Patterns of evolution
- Unpredictable: The clinical evolution is unpredictable (53). The growth pattern is generally subtle and progresses slowly. Possible sudden clinical onset depends on quick tumor cyst enlargement and/or peritumoral edema and/or hydrocephalus.
- Frequently asymptomatic: According to Ammerman et al., the tumor size and/or its growth rates are the main factors predicting symptom development (1). Cerebellar hemangioblastomas (tumor + peritumoral cyst) > 69 mm3 and with combined growth rates > 14 mm3/month are prone to cause symptoms and to require surgery. The same is true for brainstem hemangioblastomas > 245 mm3 (7.9 mm in diameter) and growth rates > 0.07 mm3/month.
Time for evolution
- 13 –24 months: The duration of symptoms before diagnosis is typically between 13 and 24 months (14, 59).
Evaluation on Presentation
- See EVALUATION
- Treatment for elevated ICP and hemorrhage: Stabilization is required in children admitted with severe symptoms/signs resulting from markedly elevated ICP and/or tumor hemorrhage and/or brainstem injury (orthostatic hypotension, motor and/or cranial nerve deficit, respiratory failure, somnolence or coma). Such patients should be admitted to the pediatric intensive care unit.
Preparation for definitive intervention, nonemergent
- Brain and spinal cord MRI: MRI of the brain and spinal cord with gadolinium administration is performed to investigate the tumor and rule out associated lesions.
- Medical therapy: Medical therapy is administered to relieve symptoms and allow the preoperative examinations to be completed without clinical worsening (see below).
- Surgical tumor removal: Surgical excision is planned as soon as the preoperative work-up is completed.

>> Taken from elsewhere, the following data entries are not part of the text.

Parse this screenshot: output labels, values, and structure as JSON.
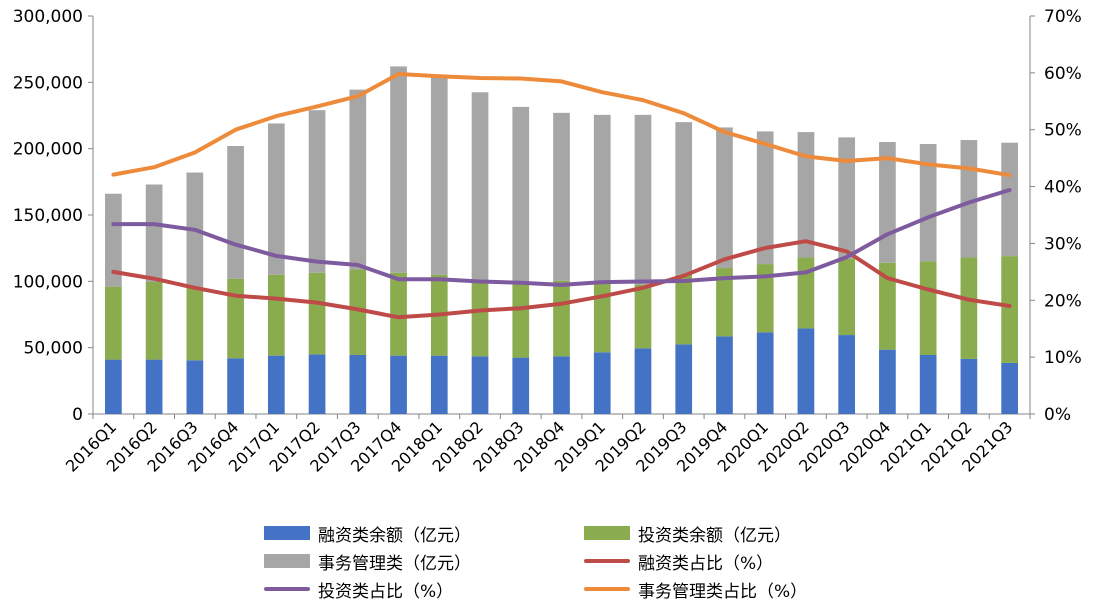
{
  "chart_data": {
    "type": "bar",
    "categories": [
      "2016Q1",
      "2016Q2",
      "2016Q3",
      "2016Q4",
      "2017Q1",
      "2017Q2",
      "2017Q3",
      "2017Q4",
      "2018Q1",
      "2018Q2",
      "2018Q3",
      "2018Q4",
      "2019Q1",
      "2019Q2",
      "2019Q3",
      "2019Q4",
      "2020Q1",
      "2020Q2",
      "2020Q3",
      "2020Q4",
      "2021Q1",
      "2021Q2",
      "2021Q3"
    ],
    "left_axis": {
      "ylim": [
        0,
        300000
      ],
      "ticks": [
        "0",
        "50,000",
        "100,000",
        "150,000",
        "200,000",
        "250,000",
        "300,000"
      ]
    },
    "right_axis": {
      "ylim": [
        0,
        70
      ],
      "ticks": [
        "0%",
        "10%",
        "20%",
        "30%",
        "40%",
        "50%",
        "60%",
        "70%"
      ]
    },
    "bar_series": [
      {
        "name": "融资类余额（亿元）",
        "color": "#4472C4",
        "values": [
          41000,
          41000,
          40500,
          42000,
          44000,
          45000,
          44500,
          44000,
          44000,
          43500,
          42500,
          43500,
          46500,
          49500,
          52500,
          58500,
          61500,
          64500,
          59500,
          48500,
          44500,
          41500,
          38500
        ]
      },
      {
        "name": "投资类余额（亿元）",
        "color": "#8AAB4E",
        "values": [
          55000,
          58500,
          55500,
          60000,
          61000,
          61500,
          64500,
          62500,
          61000,
          56500,
          55500,
          57000,
          51500,
          48000,
          52500,
          51500,
          51500,
          53500,
          57500,
          65500,
          70500,
          76500,
          80500
        ]
      },
      {
        "name": "事务管理类（亿元）",
        "color": "#A6A6A6",
        "values": [
          70000,
          73500,
          86000,
          100000,
          114000,
          122500,
          135500,
          155500,
          149500,
          142500,
          133500,
          126500,
          127500,
          128000,
          115000,
          106000,
          100000,
          94500,
          91500,
          91000,
          88500,
          88500,
          85500
        ]
      }
    ],
    "line_series": [
      {
        "name": "融资类占比（%）",
        "color": "#BE4B48",
        "values": [
          25,
          23.8,
          22.2,
          20.8,
          20.3,
          19.6,
          18.4,
          17,
          17.5,
          18.2,
          18.6,
          19.4,
          20.7,
          22.2,
          24.3,
          27.2,
          29.2,
          30.4,
          28.6,
          23.9,
          21.9,
          20.1,
          19
        ]
      },
      {
        "name": "投资类占比（%）",
        "color": "#7E5B9E",
        "values": [
          33.4,
          33.4,
          32.4,
          29.8,
          27.8,
          26.8,
          26.2,
          23.7,
          23.7,
          23.3,
          23.1,
          22.7,
          23.2,
          23.3,
          23.4,
          23.9,
          24.2,
          24.9,
          27.6,
          31.6,
          34.6,
          37.2,
          39.4
        ]
      },
      {
        "name": "事务管理类占比（%）",
        "color": "#ED8B3A",
        "values": [
          42.1,
          43.4,
          46,
          50,
          52.4,
          54.1,
          55.9,
          59.8,
          59.4,
          59.1,
          59,
          58.5,
          56.6,
          55.2,
          52.9,
          49.6,
          47.5,
          45.3,
          44.5,
          45,
          43.9,
          43.2,
          42
        ]
      }
    ],
    "legend_position": "bottom"
  }
}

Prophylactic excision of small, accessible multiple hemangioblastomas should be considered even though the lesions may be asymptomatic.
Preparation for definitive intervention, emergent
- Physical examination: Physical examination is carried out as quickly as possible after stabilization.
- Neuroimaging examination: MRI or, otherwise, CT scan is obtained urgently.
- Steroid and diuretic therapy: Steroids and diuretics are started as soon as the diagnosis has been obtained (see doses below).
- Surgery: Surgery is performed emergently to decompress the posterior fossa, remove the hemangioblastoma, and treat hydrocephalus if it is present. If a specialized surgical team is not available immediately, consideration can be given to treating hydrocephalus via ventriculostomy placement, with the possible risk of upward cerebellar herniation being taken into account.
Medical therapy for elevated ICP may include one or more of the following:
- Dexamethasone: 0.2–0.3 mg/kg IV every 8 hours
- Mannitol: 0.25–1.0 g/kg IV bolus, then 0.25 g/kg every 6-8 hours
- Furosemide (in association with mannitol): 1 mg/kg every 6 hours
- Hypertonic saline: Titrated to increase sodium level and/or lower ICP if ICP is being monitored.